The vitality of politics in the regions is matched by a vacuum at the Centre. There is no obvious party which can fill the political space at the national level; and the possibility of centrist politics, of the type associated with the old Congress, is increasingly difficult to sustain. Does this mean that the time has come for the Hindu nationalist BJP, with its exclusivist appeal and impressive level of party organisation? Probably not. Political success, and participation in government at the state level in Gujarat, Uttar Pradesh, Rajasthan and Maharashtra, have compromised the party, which is beginning to look remarkably like any other. It is still unable to make inroads into the great coastal belt stretching from Kerala in the west to Bengal in the east. It remains a regional party, although its homelands are India's most densely populated states.

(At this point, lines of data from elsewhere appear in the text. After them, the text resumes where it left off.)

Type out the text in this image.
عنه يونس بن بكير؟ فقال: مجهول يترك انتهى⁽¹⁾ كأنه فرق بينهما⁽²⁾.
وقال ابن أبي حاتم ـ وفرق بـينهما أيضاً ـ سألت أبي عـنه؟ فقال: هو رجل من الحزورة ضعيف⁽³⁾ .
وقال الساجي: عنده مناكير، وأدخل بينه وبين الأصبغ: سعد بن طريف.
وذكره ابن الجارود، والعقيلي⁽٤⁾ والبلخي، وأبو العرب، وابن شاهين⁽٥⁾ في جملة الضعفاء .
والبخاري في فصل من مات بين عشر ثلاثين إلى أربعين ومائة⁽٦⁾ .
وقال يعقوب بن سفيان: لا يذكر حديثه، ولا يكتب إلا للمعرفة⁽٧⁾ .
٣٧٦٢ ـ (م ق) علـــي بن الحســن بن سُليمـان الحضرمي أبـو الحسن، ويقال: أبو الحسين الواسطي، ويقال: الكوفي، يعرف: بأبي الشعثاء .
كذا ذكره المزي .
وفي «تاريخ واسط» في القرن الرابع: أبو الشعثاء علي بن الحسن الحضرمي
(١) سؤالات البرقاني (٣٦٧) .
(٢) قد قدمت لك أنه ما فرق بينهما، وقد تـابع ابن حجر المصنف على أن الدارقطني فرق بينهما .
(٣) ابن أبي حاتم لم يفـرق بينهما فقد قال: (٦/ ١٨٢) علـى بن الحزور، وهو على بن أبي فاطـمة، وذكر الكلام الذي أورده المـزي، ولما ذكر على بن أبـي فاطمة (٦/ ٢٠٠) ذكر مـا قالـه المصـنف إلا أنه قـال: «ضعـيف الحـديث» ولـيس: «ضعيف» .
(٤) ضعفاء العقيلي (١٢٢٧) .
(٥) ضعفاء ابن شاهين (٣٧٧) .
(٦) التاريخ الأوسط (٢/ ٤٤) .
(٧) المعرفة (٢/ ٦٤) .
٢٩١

The current election might be expected to serve as a verdict on the post-1991 policies of economic liberalisation. But the economy has been a non-issue. On the surface, the indicators are good: inflation is under 5 per cent, exports are growing, and savings and investment have risen. Foreign investment is also up, taking advantage of a low rupee and a cheap stockmarket. However, deficits remain difficult to control, and the government continues to borrow heavily. The liberalisation programme has been pushed through by increments rather than by shock therapy and all parties, even the Communists, are broadly agreed on its necessity. The policy came not from ideological conviction (it was imposed by the IMF), nor did it represent the interests of a specific social class.
Elections in India produce governments, but perhaps that is not their main significance. In a rebuff to Schumpeterian wisdom, Indian politics has not observed a smooth evolution from mass participation to a closed elite game, where voters are invited to choose the best bargain. The movement has been quite the reverse. The procedural politesse of the Nehruvian period has given way to a coarser, more vigorous participation. Democracy has not yet found the form it requires; but it is transforming society. Indians vote because they are able to do so, which is more than can be said for many other Asian countries.